Linus Torvalds is God. His time is a lot more valuable than yours. That he takes the time to teach you to be a better programmer is incredibly gracious. If he had to take the time to figure out how to communicate the level of garbage in your code without using impolite terms like “garbage”, he wouldn’t take the time at all. Be thankful.
Conclusion
I find the debate here tedious.
People aren’t discussing the code itself, which is why I went through and linked the files so you can easily see the code and what’s really happening.
People take the story as given, without thinking in terms of the global context. There are larger debates here about coupling, technical debt, and programmers trying to promote their solutions.
For me, the fatal flaw is masking off the high bits, such as with (u16)lo. That’s just bad programming and technical debt that the original programmers should feel real bad.
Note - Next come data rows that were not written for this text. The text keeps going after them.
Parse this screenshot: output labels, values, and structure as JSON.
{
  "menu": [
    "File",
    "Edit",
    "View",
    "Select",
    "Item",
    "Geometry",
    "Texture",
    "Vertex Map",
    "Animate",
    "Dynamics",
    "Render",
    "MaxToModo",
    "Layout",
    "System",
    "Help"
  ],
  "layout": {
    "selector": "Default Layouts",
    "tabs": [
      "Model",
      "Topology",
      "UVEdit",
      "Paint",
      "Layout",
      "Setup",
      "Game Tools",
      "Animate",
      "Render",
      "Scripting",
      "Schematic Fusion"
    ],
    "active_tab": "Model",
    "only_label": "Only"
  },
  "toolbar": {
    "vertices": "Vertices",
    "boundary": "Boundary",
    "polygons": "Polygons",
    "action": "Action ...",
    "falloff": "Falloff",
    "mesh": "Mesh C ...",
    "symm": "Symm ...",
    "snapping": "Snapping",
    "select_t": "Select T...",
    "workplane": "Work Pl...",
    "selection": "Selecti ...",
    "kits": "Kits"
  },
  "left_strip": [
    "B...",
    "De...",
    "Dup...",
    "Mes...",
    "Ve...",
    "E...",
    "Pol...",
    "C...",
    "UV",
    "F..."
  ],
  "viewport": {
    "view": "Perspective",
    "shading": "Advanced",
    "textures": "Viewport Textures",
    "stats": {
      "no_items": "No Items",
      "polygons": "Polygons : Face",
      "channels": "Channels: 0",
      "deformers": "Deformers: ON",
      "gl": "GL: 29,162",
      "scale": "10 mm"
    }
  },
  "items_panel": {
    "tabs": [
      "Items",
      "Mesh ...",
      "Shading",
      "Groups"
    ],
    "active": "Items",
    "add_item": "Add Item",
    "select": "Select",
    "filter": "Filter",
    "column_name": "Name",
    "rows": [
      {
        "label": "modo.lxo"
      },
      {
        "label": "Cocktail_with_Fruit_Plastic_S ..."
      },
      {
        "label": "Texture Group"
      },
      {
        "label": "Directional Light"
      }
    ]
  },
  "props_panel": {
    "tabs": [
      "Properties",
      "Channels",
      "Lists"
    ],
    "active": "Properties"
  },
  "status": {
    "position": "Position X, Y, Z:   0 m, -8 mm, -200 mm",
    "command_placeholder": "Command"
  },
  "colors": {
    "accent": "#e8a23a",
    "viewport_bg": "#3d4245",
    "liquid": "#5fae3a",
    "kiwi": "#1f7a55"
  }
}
But I’m easy-going on the rest of it. It’s a constant battle between programmers wanting to communicate intent rather than implementation details, and the desire of programmers (especially senior ones) to see more of the implementation details. There’s a common problem here, and it’s not unreasonable to want a common solution.
You’re forgetting the bigger problem: without the cast to u32, a<<16 is UNDEFINED on a 16-bit CPU. But, sure, function-like macros are PURE EVIL because they do zero type-checking on their arguments.
These macro's could perhaps be in their own header files.
But i'd like to ask. Why even have a macro for lower_16_bits?